The Senate needs to confirm Richard Cordray as the director of the CFPB and oppose efforts to undermine the new watchdog. Cordray is scheduled to testify today at 2:30 EST before the Senate Banking Committee.
From our own Pam Banks, Senior Policy Counsel:
“Richard Cordray is an excellent choice to lead the Consumer Financial Protection Bureau. He is an experienced leader committed to promoting a fair and safe financial marketplace with a record for tough but even-handed enforcement of the law. Cordray has the experience and know-how to help ensure that the CFPB will be a watchdog consumers can depend on to protect them from financial scams and rip-offs.”
Cordray’s confirmation hearing is taking place at a time when 44 Senators have pledged to oppose any nominee for the post until changes are made that would weaken the CFPB’s ability to protect consumers. These Senators are pushing legislation that would make it easier for other financial regulators to nullify new CFPB rules, politicize the watchdog’s budget by subjecting it to the appropriations process, and create more bureaucracy by replacing its director with a five-member commission.
The CFPB was created by the Wall Street reform law passed by Congress last year and is working to make sure financial companies provide consumers with the information they need to understand the true costs and risks of different financial products. It has been charged with identifying and stopping unfair, deceptive, and abusive financial practices and keeping the rules governing financial service products up-to-date.

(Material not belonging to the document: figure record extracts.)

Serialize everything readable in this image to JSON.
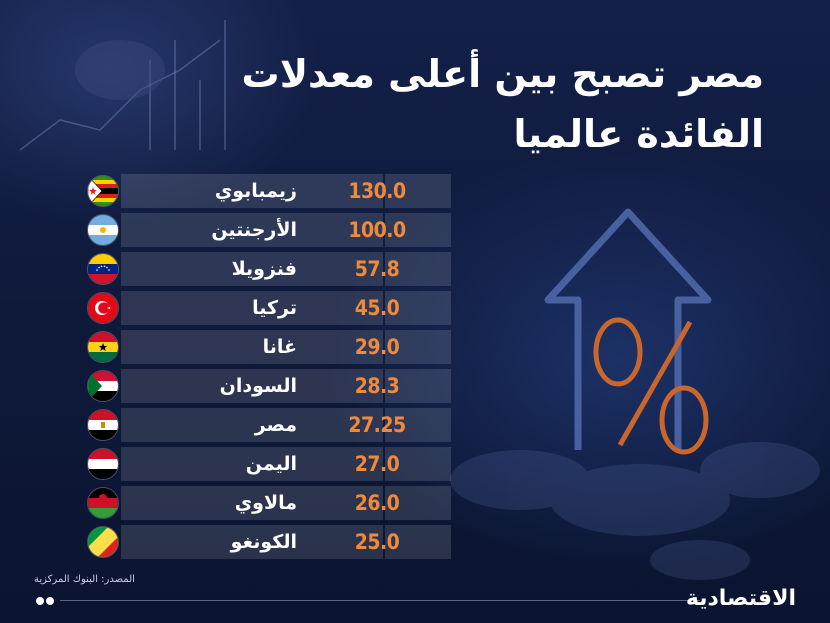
{
  "title": {
    "line1": "مصر تصبح بين أعلى معدلات",
    "line2": "الفائدة عالميا"
  },
  "rows": [
    {
      "country": "زيمبابوي",
      "value": "130.0",
      "flag": "zimbabwe-flag-icon"
    },
    {
      "country": "الأرجنتين",
      "value": "100.0",
      "flag": "argentina-flag-icon"
    },
    {
      "country": "فنزويلا",
      "value": "57.8",
      "flag": "venezuela-flag-icon"
    },
    {
      "country": "تركيا",
      "value": "45.0",
      "flag": "turkey-flag-icon"
    },
    {
      "country": "غانا",
      "value": "29.0",
      "flag": "ghana-flag-icon"
    },
    {
      "country": "السودان",
      "value": "28.3",
      "flag": "sudan-flag-icon"
    },
    {
      "country": "مصر",
      "value": "27.25",
      "flag": "egypt-flag-icon"
    },
    {
      "country": "اليمن",
      "value": "27.0",
      "flag": "yemen-flag-icon"
    },
    {
      "country": "مالاوي",
      "value": "26.0",
      "flag": "malawi-flag-icon"
    },
    {
      "country": "الكونغو",
      "value": "25.0",
      "flag": "congo-flag-icon"
    }
  ],
  "source": "المصدر: البنوك المركزية",
  "logo": "الاقتصادية",
  "colors": {
    "background": "#0f1a3c",
    "value_orange": "#f08a3a",
    "row_fill": "#2a3556",
    "text": "#ffffff"
  }
}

Consumers Union issued a national poll in July that found that the CFPB enjoys broad support from nearly three-quarters (74%) of consumers. Respondents believed that the CFPB’s top priorities should be holding financial companies accountable if they break the law (88%); strengthening and enforcing rules against deceptive and unfair practices by banks, credit card companies, and other lenders (86%); and, requiring that mortgage and other documents for financial products be easier for consumers to understand (85%).